Bulk Write Validation
Each operation in bulkWrite is validated according to its type:
await Users.bulkWrite([
// Full validation
{ insertOne: { document: { name: 'Bob', email: 'bob@example.com' } } },
// Partial validation
{ updateOne: { filter: { _id: id1 }, update: { $set: { name: 'Robert' } } } },
// Full validation
{ replaceOne: { filter: { _id: id2 }, replacement: { name: 'Carol', email: 'carol@example.com' } } },
]);No Hooks
bulkWrite uses Zod-only validation and does not trigger any lifecycle hooks (beforeValidate, afterValidate, beforeInsert, etc.).
Error Handling
Validation errors throw MonchValidationError:
import { MonchValidationError } from '@codician-team/monch';
try {
await Users.insertOne({ name: '', email: 'invalid' });
} catch (error) {
if (error instanceof MonchValidationError) {
// Raw Zod issues
console.log(error.issues);
// [
// { path: ['name'], message: 'String must contain at least 1 character(s)', code: 'too_small' },
// { path: ['email'], message: 'Invalid email', code: 'invalid_string' }
// ]
// Human-readable format
console.log(error.formatIssues());
// - name: String must contain at least 1 character(s)
// - email: Invalid email
// Form-friendly errors
console.log(error.toFormErrors());
// { name: 'String must contain at least 1 character(s)', email: 'Invalid email' }
// Quick access
console.log(error.firstError); // 'String must contain at least 1 character(s)'
console.log(error.firstField); // 'name'
}
}The _root Key
When toFormErrors() or firstField encounter top-level validation errors (errors with empty path), they use _root as the key:
// Schema with top-level refinement
const schema = z.object({
password: z.string(),
confirmPassword: z.string(),
}).refine(
(data) => data.password === data.confirmPassword,
{ message: 'Passwords must match' }
);
// If refinement fails:
error.toFormErrors(); // { _root: 'Passwords must match' }
error.firstField; // '_root'Validation with Hooks
Validation hooks let you transform data before and after Zod validation:
const Posts = collection({
name: 'posts',
schema: {
_id: field.id(),
title: field.string(),
slug: field.string(),
},
hooks: {
// Transform BEFORE Zod validation
beforeValidate: (doc) => ({
...doc,
slug: doc.title.toLowerCase().replace(/\s+/g, '-'),
}),
// Transform AFTER Zod validation (has access to defaults)

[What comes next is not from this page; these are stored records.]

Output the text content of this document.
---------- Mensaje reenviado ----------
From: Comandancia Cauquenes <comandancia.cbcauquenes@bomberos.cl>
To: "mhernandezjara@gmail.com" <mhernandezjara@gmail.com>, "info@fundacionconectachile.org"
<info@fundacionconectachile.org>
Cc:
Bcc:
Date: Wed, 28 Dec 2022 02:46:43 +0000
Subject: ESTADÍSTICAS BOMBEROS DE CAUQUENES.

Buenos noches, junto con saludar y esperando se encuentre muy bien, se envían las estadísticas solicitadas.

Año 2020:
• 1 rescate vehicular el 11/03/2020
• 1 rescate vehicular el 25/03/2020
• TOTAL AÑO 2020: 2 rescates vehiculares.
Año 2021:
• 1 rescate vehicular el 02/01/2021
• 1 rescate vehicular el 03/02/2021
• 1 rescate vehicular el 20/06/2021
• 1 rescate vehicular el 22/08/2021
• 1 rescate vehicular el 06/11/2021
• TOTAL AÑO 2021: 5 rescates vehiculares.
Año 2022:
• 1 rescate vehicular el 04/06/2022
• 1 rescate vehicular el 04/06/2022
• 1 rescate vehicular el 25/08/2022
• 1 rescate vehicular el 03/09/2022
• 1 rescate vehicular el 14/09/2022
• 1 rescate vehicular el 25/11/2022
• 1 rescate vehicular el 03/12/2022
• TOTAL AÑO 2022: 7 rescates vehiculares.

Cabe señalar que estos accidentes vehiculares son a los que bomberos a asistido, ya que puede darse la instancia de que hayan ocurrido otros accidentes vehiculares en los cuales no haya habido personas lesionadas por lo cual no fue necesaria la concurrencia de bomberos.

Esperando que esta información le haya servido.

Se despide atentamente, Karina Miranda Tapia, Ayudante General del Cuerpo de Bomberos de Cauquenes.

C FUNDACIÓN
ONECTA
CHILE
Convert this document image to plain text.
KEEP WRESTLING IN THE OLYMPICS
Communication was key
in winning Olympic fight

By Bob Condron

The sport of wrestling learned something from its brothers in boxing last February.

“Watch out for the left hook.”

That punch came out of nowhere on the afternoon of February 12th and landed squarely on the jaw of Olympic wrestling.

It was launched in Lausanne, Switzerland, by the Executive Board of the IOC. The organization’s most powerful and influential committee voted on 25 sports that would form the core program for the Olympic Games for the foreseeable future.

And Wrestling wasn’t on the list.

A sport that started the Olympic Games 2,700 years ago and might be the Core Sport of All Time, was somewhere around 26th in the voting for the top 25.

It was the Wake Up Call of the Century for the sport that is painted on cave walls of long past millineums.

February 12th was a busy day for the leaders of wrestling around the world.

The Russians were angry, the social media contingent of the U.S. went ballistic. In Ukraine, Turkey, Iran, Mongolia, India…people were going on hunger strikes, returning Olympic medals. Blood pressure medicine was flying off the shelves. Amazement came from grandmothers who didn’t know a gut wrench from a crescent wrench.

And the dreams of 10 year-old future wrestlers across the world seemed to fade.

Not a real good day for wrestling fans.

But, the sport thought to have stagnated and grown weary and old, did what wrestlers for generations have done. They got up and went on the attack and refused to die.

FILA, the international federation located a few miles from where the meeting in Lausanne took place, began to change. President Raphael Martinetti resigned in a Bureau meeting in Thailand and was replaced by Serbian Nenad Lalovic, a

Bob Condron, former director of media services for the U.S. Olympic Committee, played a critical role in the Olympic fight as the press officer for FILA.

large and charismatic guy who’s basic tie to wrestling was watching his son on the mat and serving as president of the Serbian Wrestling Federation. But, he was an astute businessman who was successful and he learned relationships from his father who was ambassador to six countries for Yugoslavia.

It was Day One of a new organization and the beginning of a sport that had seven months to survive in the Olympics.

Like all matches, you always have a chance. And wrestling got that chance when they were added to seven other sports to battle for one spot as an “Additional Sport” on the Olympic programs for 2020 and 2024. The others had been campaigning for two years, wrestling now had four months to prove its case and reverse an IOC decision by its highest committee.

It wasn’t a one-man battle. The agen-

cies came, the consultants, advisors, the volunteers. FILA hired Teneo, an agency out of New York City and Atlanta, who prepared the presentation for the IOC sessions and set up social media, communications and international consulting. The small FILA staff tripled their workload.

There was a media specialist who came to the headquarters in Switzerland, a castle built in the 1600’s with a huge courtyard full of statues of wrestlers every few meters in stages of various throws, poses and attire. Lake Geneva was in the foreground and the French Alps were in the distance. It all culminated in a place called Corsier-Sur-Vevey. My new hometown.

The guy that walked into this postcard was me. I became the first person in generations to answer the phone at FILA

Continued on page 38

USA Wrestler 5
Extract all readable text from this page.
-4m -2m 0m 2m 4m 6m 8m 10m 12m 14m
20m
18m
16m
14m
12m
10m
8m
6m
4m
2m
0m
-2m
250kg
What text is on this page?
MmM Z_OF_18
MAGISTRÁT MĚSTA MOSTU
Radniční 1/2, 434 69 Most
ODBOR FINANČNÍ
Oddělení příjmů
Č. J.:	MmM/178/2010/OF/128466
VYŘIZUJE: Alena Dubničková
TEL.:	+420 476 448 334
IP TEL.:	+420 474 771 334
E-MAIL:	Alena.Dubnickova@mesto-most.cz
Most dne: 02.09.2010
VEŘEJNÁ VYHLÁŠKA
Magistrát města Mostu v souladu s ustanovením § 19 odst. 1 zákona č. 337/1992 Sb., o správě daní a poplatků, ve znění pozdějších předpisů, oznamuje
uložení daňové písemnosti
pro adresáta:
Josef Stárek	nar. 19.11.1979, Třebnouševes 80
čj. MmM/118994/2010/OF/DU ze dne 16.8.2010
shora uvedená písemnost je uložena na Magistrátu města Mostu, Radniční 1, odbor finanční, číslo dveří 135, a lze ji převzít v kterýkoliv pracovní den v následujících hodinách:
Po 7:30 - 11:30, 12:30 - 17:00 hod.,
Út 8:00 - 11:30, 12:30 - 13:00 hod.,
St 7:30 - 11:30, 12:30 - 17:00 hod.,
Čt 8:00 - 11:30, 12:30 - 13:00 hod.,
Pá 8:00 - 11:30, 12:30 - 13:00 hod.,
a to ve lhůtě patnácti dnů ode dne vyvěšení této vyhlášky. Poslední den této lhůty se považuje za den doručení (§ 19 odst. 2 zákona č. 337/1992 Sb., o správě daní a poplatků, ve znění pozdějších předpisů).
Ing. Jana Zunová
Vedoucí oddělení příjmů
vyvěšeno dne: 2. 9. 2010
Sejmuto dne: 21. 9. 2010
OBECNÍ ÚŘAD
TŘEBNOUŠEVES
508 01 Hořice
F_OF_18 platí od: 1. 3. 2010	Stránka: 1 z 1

afterValidate: (doc) => ({
...doc,
searchIndex: `${doc.title} ${doc.slug}`.toLowerCase(),
}),
},
});See Lifecycle Hooks for more details.
Manual Validation
You can validate data manually using the runtime schema:
const Users = collection({
name: 'users',
schema: {
_id: field.id(),
name: field.string(),
email: field.email(),
},
});
// Access runtime schema
const schema = Users.$schema;
// Safe parse (returns result object)
const result = schema.safeParse({ name: 'Alice', email: 'invalid' });
if (!result.success) {
console.log(result.error.issues);
}
// Parse (throws on error)
try {
const data = schema.parse({ name: 'Alice', email: 'alice@example.com' });
} catch (error) {
// ZodError
}Bypassing Validation
In rare cases where you need to bypass validation, you can access the raw MongoDB collection:
const raw = await Users.collection;
await raw.insertOne({ /* unvalidated data */ });Use With Caution
Bypassing validation can lead to invalid data in your database. Only use this for migrations, bulk imports, or other special cases where you've validated data externally.